The harm to frail older adults is severe and tragic. Preventable abuse and sexual assault, infections, overuse of psychotropic medications, pressure ulcers, falls with injuries, weight loss, dehydration, pain, and medication errors are common. Infection control violations have also been found repeatedly in a majority of nursing homes.
At least 600,000 residents and 500,000 staff members were infected. At least, 115,000 residents and 1500 died from failures related to infection prevention and control. The growth in complex nursing-home ownership structures has limited financial transparency by allowing nursing homes to hide public payments and cut direct resident care.
Related Party Transactions
About 70 percent of nursing homes are operated by for-profit corporations while 58 percent are operated by corporate chains. Private equity firms own about 11 percent of nursing facilities. Non-profits and government-owned make up only 24 percent and 7 percent respectively.
Most chain nursing homes separate their operating companies from their real estate to shield parent companies from liability and reduce transparency. Real estate investment companies (REITs) have dramatically expanded their ownership since the Housing and Economic Recovery Act of 2008 allowed REITs to buy health care facilities. These companies lease their facilities and property to nursing home operating companies at exorbitant rents.
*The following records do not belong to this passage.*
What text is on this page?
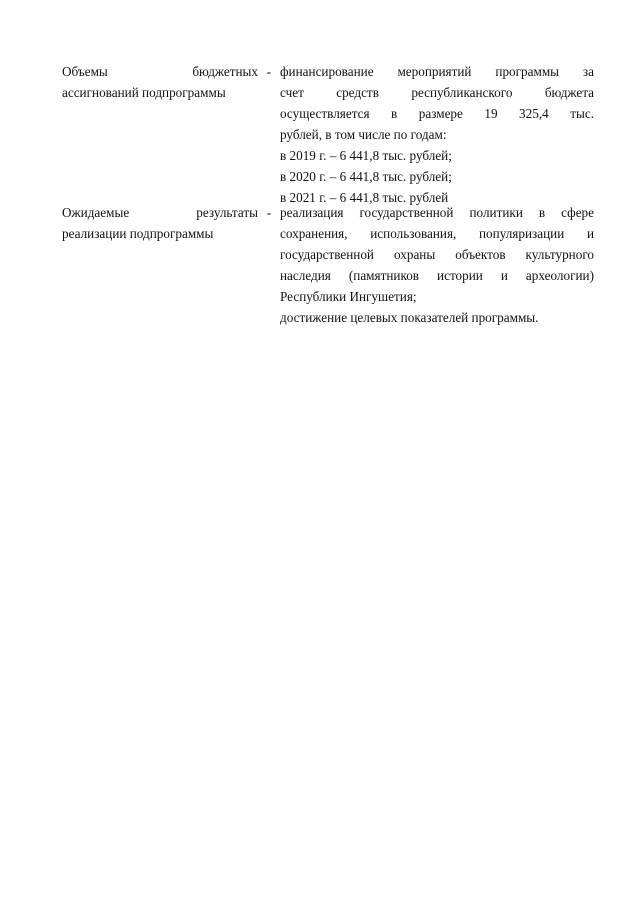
Объемы	бюджетных
ассигнований подпрограммы
- финансирование мероприятий программы за
счет средств республиканского бюджета
осуществляется в размере 19 325,4 тыс.
рублей, в том числе по годам:
в 2019 г. – 6 441,8 тыс. рублей;
в 2020 г. – 6 441,8 тыс. рублей;
в 2021 г. – 6 441,8 тыс. рублей
Ожидаемые	результаты
реализации подпрограммы
- реализация государственной политики в сфере
сохранения, использования, популяризации и
государственной охраны объектов культурного
наследия (памятников истории и археологии)
Республики Ингушетия;
достижение целевых показателей программы.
By contracting with related-party entities for management services, nursing and therapy services, and lease agreements and loans, companies siphon money out as expenses. They can then hide the profits through these third-party contractors. Most nursing homes use related enties as separate management companies.
Almost all nursing homes have related-party business transactions. These related transactions account for $11 billion of nursing home spending in 2015 according to Medicare cost reports. Nursing homes that did business with related-party companies employed fewer nurses, were more likely to have immediate jeopardy deficiencies, higher fines, and substantiated complaints compared with independent homes. Additionally, for-profit nursing homes use related entities more than nonprofits.
CMS should audit the accuracy and completeness of the PECOS ownership reporting system. Right now each facility hides its chain ownership. No penalty equals no compliance.
CMS should establish quality and financial standards for approving changes in ownership or management. These standards should include minimum staffing standards; meeting quality regulations; preventing abuse and neglect; complying with financial and ownership reporting requirements; having liability insurance coverage; and having adequate financial reserves.
CMS should ensure that cost data are reliable and accessible to the public. Accurate monitoring would provide a new lens on how ownership and financial investment in the nursing home sector impact the quality of care and the stability of individual facilities and chains.
CMS should augment PECOS reporting to include all parent, management, and property companies, and other related party entities. Then CMS’s Care Compare website could provide information by chain and common ownership. Cost report requirements should require nursing homes to provide annual consolidated financial reports. These reports should include data from operating entities and related entities.